We came upon an encampment of students protesting on behalf of Gaza. And nary a bobby in sight. Although apparently there has been a spot of trouble between the dons and impertinent students at one time or another.

The “City of Spires” is also a city of the arts.

But one does not live on textbooks alone.

One requires nourishment of other sorts.

There has been some controversy of creeping modernism and commercialism in Oxford.
The tourist-rich city centre, Alexander Larman writes in the Oxford Mail, “has always suffered from neglect, but now it’s little more than a sad mishmash of unlicensed Harry Potter merchandise shops, indifferent fast-food outlets…” and such.

Citing one out-of-place modern ‘monstrosity,’ he continued: “It is no surprise that, on its first floor, it hosts the ironically named Cosy Club, a bar-restaurant with faux-Victorian décor that looks like a morphine-induced fever dream.”
Not that there’s anything wrong with fever dreams. Oscar Wilde quite approved of them most heartily.

Fun fact: Oxford is named after a shallow spot in the river where they used to, um, ford oxen.

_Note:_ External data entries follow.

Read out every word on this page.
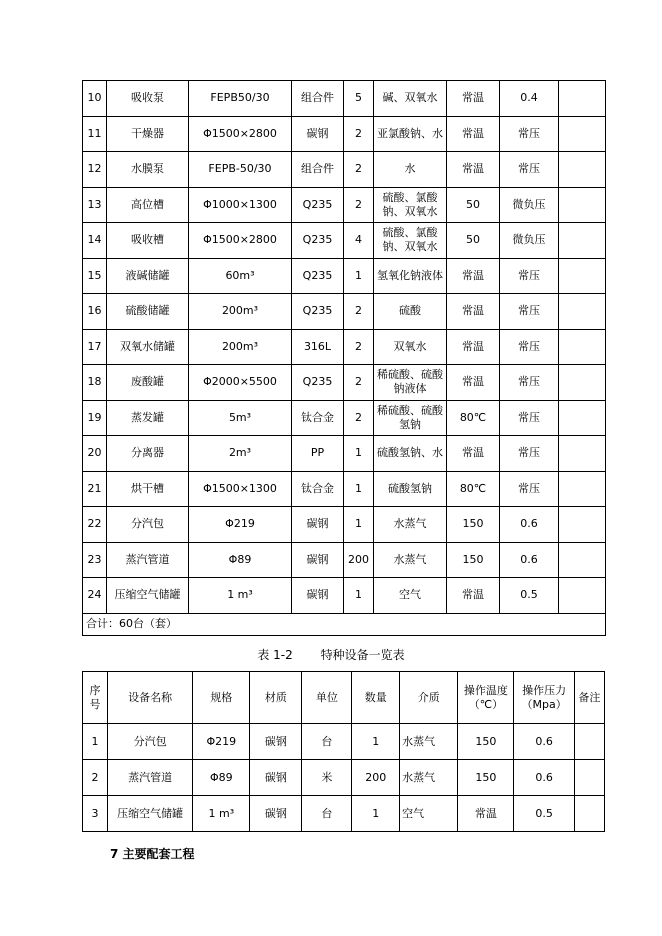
10	吸收泵	FEPB50/30	组合件	5	碱、双氧水	常温	0.4	
11	干燥器	Φ1500×2800	碳钢	2	亚氯酸钠、水	常温	常压	
12	水膜泵	FEPB-50/30	组合件	2	水	常温	常压	
13	高位槽	Φ1000×1300	Q235	2	硫酸、氯酸钠、双氧水	50	微负压	
14	吸收槽	Φ1500×2800	Q235	4	硫酸、氯酸钠、双氧水	50	微负压	
15	液碱储罐	60m³	Q235	1	氢氧化钠液体	常温	常压	
16	硫酸储罐	200m³	Q235	2	硫酸	常温	常压	
17	双氧水储罐	200m³	316L	2	双氧水	常温	常压	
18	废酸罐	Φ2000×5500	Q235	2	稀硫酸、硫酸钠液体	常温	常压	
19	蒸发罐	5m³	钛合金	2	稀硫酸、硫酸氢钠	80℃	常压	
20	分离器	2m³	PP	1	硫酸氢钠、水	常温	常压	
21	烘干槽	Φ1500×1300	钛合金	1	硫酸氢钠	80℃	常压	
22	分汽包	Φ219	碳钢	1	水蒸气	150	0.6	
23	蒸汽管道	Φ89	碳钢	200	水蒸气	150	0.6	
24	压缩空气储罐	1 m³	碳钢	1	空气	常温	0.5	
合计：60台（套）								
表 1-2 特种设备一览表
序号	设备名称	规格	材质	单位	数量	介质	操作温度（℃）	操作压力（Mpa）	备注
1	分汽包	Φ219	碳钢	台	1	水蒸气	150	0.6	
2	蒸汽管道	Φ89	碳钢	米	200	水蒸气	150	0.6	
3	压缩空气储罐	1 m³	碳钢	台	1	空气	常温	0.5	
7 主要配套工程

William The Conquerer once wreaked more havoc on this town than is seen on your typical Florida football weekend.
Which is why, I suppose, they have so many gates in Oxford.

I am reminded of the statue in Animal House that said “Knowledge is good.” I suspect this says the same thing, Only in Latin.

William Shakespeare, who legend has it lived in nearby Stratford-On-Avon, apparently did some heavy drinking at The Crown.
The Bard, when in his cups, was given to slurring things like:
Dost thou think, because thou art virtous, there shall be no more cakes and ale?
I have drunk, and seen the spider.
I will make it a felony to drink small beer.
And..
That which hath made them drunk hath made me bold.

In his poem ‘Thyrsis’ the Victorian poet Matthew Arnold called Oxford “the city of dreaming spires.”
But to be fair, he never got to drink with Shakespeare at The Crown, or he would have said something more profound like “There out to be a law against drinking small beer.”
P.S. Small beer is slang for Bud Lite.
One more thing.
The unfortunate accident—for I like to think it was no more—that you had not yet been able to acquire the ‘Oxford temper’ in intellectual matters, never, I mean, been one who could play gracefully with ideas but had arrived at violence of opinion merely.
A classy Oscar Wilde insult. Which probably sounds even classier in Latin.